Jim Lamon (R-AZ), a self-funded challenger, surpassed Brnovich in several polls conducted over the last few weeks. One such poll shows Lamon with a 3-point lead, giving him 25% of the vote compared to Brnovich’s 22%, according to an internal poll conducted by Lamon’s campaign.

The survey was conducted April 21-24 and reflects what other polls are predicting in the battleground state.


Trump has not endorsed a candidate in the race but has shown support for Blake Masters (R-AZ), who garnered 16% of the vote, according to the Lamon poll. The former president called in to an election integrity event hosted by Masters on Saturday, expressing approval of the candidate just one week after he lambasted Brnovich for not supporting his unsupported claims of a stolen election.

“Attorney General Brnovich of Arizona was given massive information on the fraud and so-called ‘irregularities’ that took place in the 2020 Presidential Election.
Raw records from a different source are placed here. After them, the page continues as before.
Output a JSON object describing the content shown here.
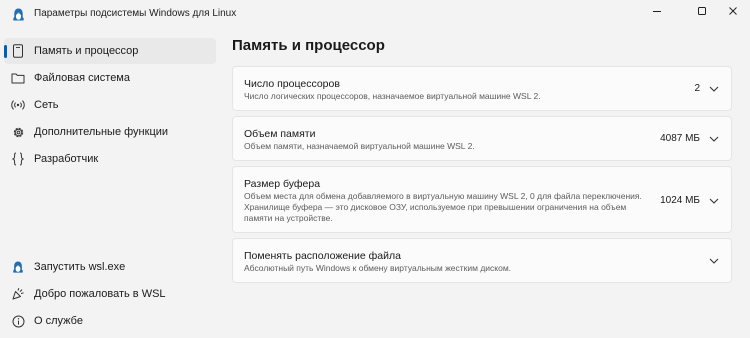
{
  "window": {
    "title": "Параметры подсистемы Windows для Linux",
    "controls": [
      "minimize",
      "maximize",
      "close"
    ]
  },
  "sidebar": {
    "items": [
      {
        "label": "Память и процессор",
        "icon": "memory-icon",
        "active": true
      },
      {
        "label": "Файловая система",
        "icon": "folder-icon",
        "active": false
      },
      {
        "label": "Сеть",
        "icon": "network-icon",
        "active": false
      },
      {
        "label": "Дополнительные функции",
        "icon": "gear-icon",
        "active": false
      },
      {
        "label": "Разработчик",
        "icon": "braces-icon",
        "active": false
      }
    ],
    "footer_items": [
      {
        "label": "Запустить wsl.exe",
        "icon": "penguin-icon"
      },
      {
        "label": "Добро пожаловать в WSL",
        "icon": "welcome-icon"
      },
      {
        "label": "О службе",
        "icon": "info-icon"
      }
    ]
  },
  "main": {
    "title": "Память и процессор",
    "settings": [
      {
        "title": "Число процессоров",
        "description": "Число логических процессоров, назначаемое виртуальной машине WSL 2.",
        "value": "2"
      },
      {
        "title": "Объем памяти",
        "description": "Объем памяти, назначаемой виртуальной машине WSL 2.",
        "value": "4087 МБ"
      },
      {
        "title": "Размер буфера",
        "description": "Объем места для обмена добавляемого в виртуальную машину WSL 2, 0 для файла переключения. Хранилище буфера — это дисковое ОЗУ, используемое при превышении ограничения на объем памяти на устройстве.",
        "value": "1024 МБ"
      },
      {
        "title": "Поменять расположение файла",
        "description": "Абсолютный путь Windows к обмену виртуальным жестким диском.",
        "value": ""
      }
    ]
  },
  "colors": {
    "accent": "#005fb8",
    "background": "#f3f3f3",
    "card": "#fbfbfb"
  }
}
Many people said that he would do nothing about it because that just seems to be the way he is,” Trump said in a statement on April 18. “He wants to be politically correct. Because of the amount of time that it took him to do the report, which was endless, his poll numbers have been rapidly sinking.”

Brnovich later responded, maintaining that state investigations have not found evidence of widespread voter fraud that would have changed the outcome of the 2020 election.

The comments follow a report from the attorney general’s office in early April that gave an update on the state’s monthslong investigation of allegations of voter fraud in Maricopa County. Although the investigation found “serious vulnerabilities” in how the election was conducted, his office determined there was no widespread fraud.


The Arizona GOP primary is set to be held on Aug. 2, and the winner will face incumbent Sen. Mark Kelly (D-AZ). The election is expected to be a competitive race that could determine the fate of Congress, as President Joe Biden defeated Trump by about 10,000 votes in the state and has experienced a steady decline in approval ratings since taking office.